Self portrait of Trude Fleischmann with her camera
articles, Via Vienna

A Casual Defiance of History: The secret of Trude Fleischmann

Trude Fleischmann self portrait with camera
Trude Fleischmann self-portrait, 1928 (Wien Museum)

Why are outstanding women often forgotten or overlooked? Fortunately, Trude Fleischmann is not quite a secret anymore due to an extensive and masterfully-presented exhibition at Vienna’s Wien Museum—which thoroughly solidified her position as one of the most important Austrian and Jewish female photographers, as well as showcasing her as one of the most significant photographers of the 20th century.

Fleischmann launched her career at a time when Austrian women had just begun to assert themselves socially and professionally. She began her four-year course of photography studies in 1913 at Vienna’s Institute for Photography and Reproduction Techniques, just five years after the institute had opened its doors to women in 1908. Photography was an overwhelmingly male-dominated field, and leading photographers often disparaged women’s contributions: Influential Viennese photo-journalist Hermann Clemens Kosel even stated that women brought “the moral seriousness of art into absurdity”.

The exhibition, Trude Fleischmann –The Self-Assured Eye (Der selbstbewusste Blick), covered Fleischmann’s Vienna period from 1920-1938, highlighting her exceptional studio portraits along with Alpine landscapes and street photography. The portraits show Fleischmann’s mastery of her art and a unique identification and understanding of her subjects. Her studio (at Ebendorfer St. 3 near City Hall) was the scene of many parties for her well-connected circle of friends, and frequented by the many artists, performers and intellectuals whom she photographed.
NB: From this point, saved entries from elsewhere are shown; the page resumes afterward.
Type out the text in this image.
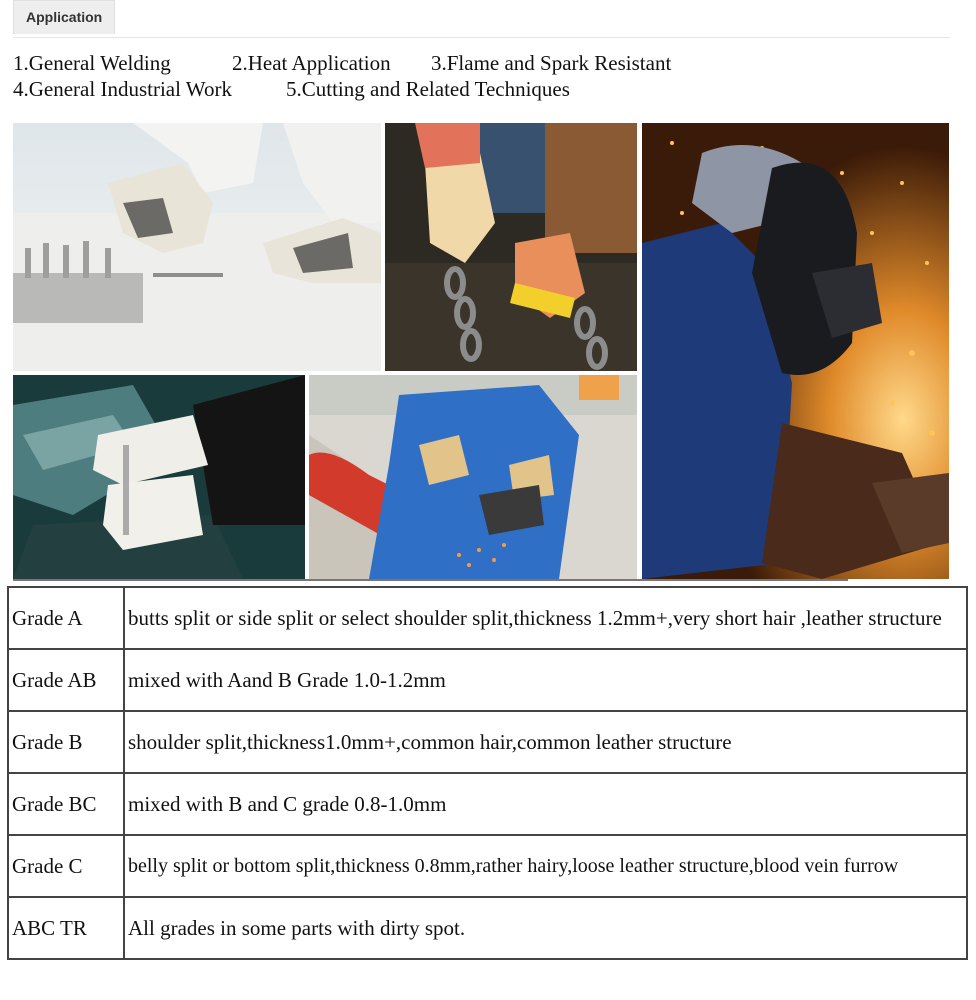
Application
1.General Welding	2.Heat Application 3.Flame and Spark Resistant
4.General Industrial Work	5.Cutting and Related Techniques
Grade A	butts split or side split or select shoulder split,thickness 1.2mm+,very short hair ,leather structure
Grade AB	mixed with Aand B Grade 1.0-1.2mm
Grade B	shoulder split,thickness1.0mm+,common hair,common leather structure
Grade BC	mixed with B and C grade 0.8-1.0mm
Grade C	belly split or bottom split,thickness 0.8mm,rather hairy,loose leather structure,blood vein furrow
ABC TR	All grades in some parts with dirty spot.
Fleischmann and her colleagues were in touch with the social, political and artistic movements afoot in Europe at the time. A significant part of this was the emerging status of women, growing out of necessity. During the World War I, with workers scarce, women took over traditionally male professions. After the war ended these women, many of whom were Jewish, continued their careers, exerting their independent spirit. Trude Fleischmann gave shape to this new self-assured woman with the revealing portrayals of her contemporaries, the success and popularity of her studio, and the devotion to her craft.

Portrait of writer Karl Kraus, with his hands centered in image
Portrait of writer Karl Kraus; photographer Trude Fleischmann, 1930

At times expressive and bold, sensitive and delicate, personal and serious, Fleischmann brought not only her subjects’ images onto the printed photograph, but their personality and essence as well. She deftly combined her finely-tuned sensibility with the emerging technology, notably in her choice of composition and cropping to accentuate personal or identifying characteristics of those captured. One notable example–and one of my favorites–is an image from 1930 of Austrian writer and journalist Karl Kraus, in which the writer’s hands take precedence, his enigmatic face off to the left and largely cropped out of the frame.

Outstanding among her portraits are the motion studies of modern dancers, capturing the dynamic, sculptural poses and avant-garde costumes of this era of expanding female liberation, as the women proudly express their emergent personal and artistic freedoms. The portrait of Austrian stage actress, the Countess of Carnarvon Tilly Losch (née Ottilie Ethel Leopoldine Losch) is particularly enthralling, posed as ‘Princess Teablossom in the ballet, Whipped Cream’ (sounding like a ballet that would’ve enthralled Edward Gorey). The exhibition also includes the provocative nude portraits of the of dancer Claire Bauroff — photos considered scandalous in their time; upon public presentation in Berlin in 1925, they were censored and confiscated by the police. Advertising the 2011 exhibition, a larger-than-life image of the nude and relaxed Bauroff adorned the outside of the Wien Museum, in a casual defiance of history.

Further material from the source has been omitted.